Agnes Nygren from the Africa Groups of Sweden comments: “No, unfortunately there has not been a lot about women’s issues. In private discussions with activists it is obvious they are very conscious of how climate affects women and women’s role in finding solutions to climate change. But this has not been picked up by organisers of seminars and meetings.”

When the biggest trade union federation of South Africa, COSATU with about 1,8 million members, introduced their climate policy the gender perspective was all but present.

”There is a parallel gender process taking place in COSATU about how climate change affect women, and we appreciate how it has affected women at the level of employment.

But it is correct, the policy has no gender perspective and that makes it weaker in that aspect”, comments the president of COSATU, Sidumo Dlamini.

Terisa E Turner, associate professor at the Department of Sociology and Anthropology at the University of Guelph in Canada, presented eco-feminist and class-based perspectives to the climate crisis.

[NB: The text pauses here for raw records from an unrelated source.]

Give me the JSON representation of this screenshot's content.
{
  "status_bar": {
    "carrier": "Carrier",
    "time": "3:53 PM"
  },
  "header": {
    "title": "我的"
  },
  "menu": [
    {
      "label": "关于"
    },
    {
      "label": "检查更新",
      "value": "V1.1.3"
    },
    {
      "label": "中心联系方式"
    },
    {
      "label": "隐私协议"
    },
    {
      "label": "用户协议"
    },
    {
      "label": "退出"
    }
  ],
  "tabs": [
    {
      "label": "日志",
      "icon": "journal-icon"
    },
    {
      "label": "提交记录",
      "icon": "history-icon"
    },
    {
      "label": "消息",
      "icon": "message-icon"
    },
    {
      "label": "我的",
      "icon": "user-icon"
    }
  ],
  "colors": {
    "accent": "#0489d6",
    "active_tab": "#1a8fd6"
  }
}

She says that a gendered class analysis has been largely absent amongst the climate activists and in the seminars she has participated he gender perspective has been “almost zero”.

Asked if the lack of a gendered class perspective can lead to failure on our part, she said: “Yes! Women with a gendered class perspective are not very prominent here – and we have to work to bring it here.”

But, she further says: “The thousand women from the rural areas that are here, they are the most powerful group at this meeting – they are the producers of food and they raise the children. And we will see more of them in the future”.

And fact of the matter is that these women to a large extent hold the key to the solutions. Their visions of production patterns and reproduction possibilities, without discrimination, based on human needs as opposed to profit accumulation, are a realistic and inevitable alternative to the agreements emanating from the COP processes. Perhaps it is about time that the diverse international climate movement starts taking them seriously and realise that their experiences are central to the possibility of creating a sustainable and equal society.